Finding the Weak Points
To gain a foothold on your computer and in your corporate network, malware exploits weak points, or vulnerabilities, in widely used technologies. The myriad rapidly developing applications that make up the Web provide a wealth of vulnerabilities for online criminals to exploit.
The Web is made up of billions of pages created by different people with different levels of technical skills, offering rich content in many different formats. Accessing some of this content requires helper applications, such as media players. Many different types of back-end software serve up these webpages and content. And many of those formats, applications, and tools have weaknesses hackers can exploit.
Hackers also can exploit the Web's core infrastructure and basic standards. Many of the standards and much of the infrastructure the Web runs on were designed long before anyone thought of today's amazingly wide-ranging uses of the Web. For example, e-commerce, online banking, online social networking, and enterprise-level cloud-based computing are all common on the Web today. Ideally, you want to feel secure while engaging in those activities. But in the early days, decisions about the Internet and Web's standards and infrastructure heavily emphasized improving connectivity and access to content rather than walling off content in easily securable chunks. So, underlying infrastructure vulnerabilities, along with vulnerabilities in higher-level applications, remain a concern.

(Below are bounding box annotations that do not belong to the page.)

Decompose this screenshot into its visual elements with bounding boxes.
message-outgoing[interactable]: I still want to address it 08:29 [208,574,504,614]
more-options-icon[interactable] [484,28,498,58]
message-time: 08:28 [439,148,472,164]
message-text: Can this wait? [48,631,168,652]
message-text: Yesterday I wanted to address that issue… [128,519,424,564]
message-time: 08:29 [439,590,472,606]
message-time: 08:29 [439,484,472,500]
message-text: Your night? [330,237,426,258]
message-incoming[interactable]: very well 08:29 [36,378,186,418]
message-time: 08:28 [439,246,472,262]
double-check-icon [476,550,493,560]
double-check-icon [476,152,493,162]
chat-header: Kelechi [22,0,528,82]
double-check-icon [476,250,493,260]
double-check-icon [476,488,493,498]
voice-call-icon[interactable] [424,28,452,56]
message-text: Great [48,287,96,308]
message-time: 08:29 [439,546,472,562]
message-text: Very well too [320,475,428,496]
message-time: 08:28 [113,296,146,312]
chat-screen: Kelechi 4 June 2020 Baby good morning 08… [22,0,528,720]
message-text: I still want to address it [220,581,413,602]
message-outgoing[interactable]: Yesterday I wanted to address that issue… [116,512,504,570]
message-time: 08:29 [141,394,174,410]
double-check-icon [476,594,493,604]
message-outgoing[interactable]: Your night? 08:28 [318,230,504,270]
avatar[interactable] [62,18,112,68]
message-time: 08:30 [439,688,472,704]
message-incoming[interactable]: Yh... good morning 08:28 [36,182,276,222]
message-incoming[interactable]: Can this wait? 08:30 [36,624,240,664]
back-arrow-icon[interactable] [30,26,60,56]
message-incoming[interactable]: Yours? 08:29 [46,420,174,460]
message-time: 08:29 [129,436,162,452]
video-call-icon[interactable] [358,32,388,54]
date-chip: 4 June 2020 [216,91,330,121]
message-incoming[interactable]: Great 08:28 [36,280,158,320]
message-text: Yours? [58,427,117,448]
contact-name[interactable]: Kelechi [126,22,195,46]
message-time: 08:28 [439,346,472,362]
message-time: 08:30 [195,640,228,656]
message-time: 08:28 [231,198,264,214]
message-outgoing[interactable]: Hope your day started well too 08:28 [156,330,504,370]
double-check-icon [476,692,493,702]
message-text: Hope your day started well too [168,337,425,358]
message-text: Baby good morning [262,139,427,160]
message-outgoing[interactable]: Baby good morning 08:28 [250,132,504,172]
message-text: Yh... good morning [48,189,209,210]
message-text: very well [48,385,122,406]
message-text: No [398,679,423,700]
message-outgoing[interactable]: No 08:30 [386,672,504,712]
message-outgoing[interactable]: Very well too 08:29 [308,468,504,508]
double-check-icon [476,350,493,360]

Hackers use these vulnerabilities to create exploits that let them penetrate your computer or network. Often, when you visit an infected webpage or open an infected email, the attack code starts snooping around for any known weaknesses in your system.
The malware found on a malicious website—such as one involved in an iFrame attack—begins a series of probes, looking for unpatched weaknesses in your browser, the myriad browser plug-ins you might have installed, your operating system, or any applications you might have running.
The level of sophistication is remarkable in that the malware sites can actually identify the particulars of your computer and operating system and infect or attack the system appropriately. For instance, if you run Safari as your browser, the malware sites won't bother trying any known Internet Explorer vulnerabilities. Instead, they focus on Safari or Safari plug-in weaknesses.
When a useful vulnerability is found, the goal of the malware attack is to create a buffer overflow condition in your computer. This then gives the malware the capability to initiate the download of harmful code—the keyloggers, botnet software, spyware ad generators, or other malware previously discussed.
Malware doesn't only exploit vulnerabilities in technologies. Malware creators and distributors also take advantage of "weaknesses" in human nature, such as curiosity, trust, desire for connection, and carelessness, to dupe users into handing over the keys to their system security.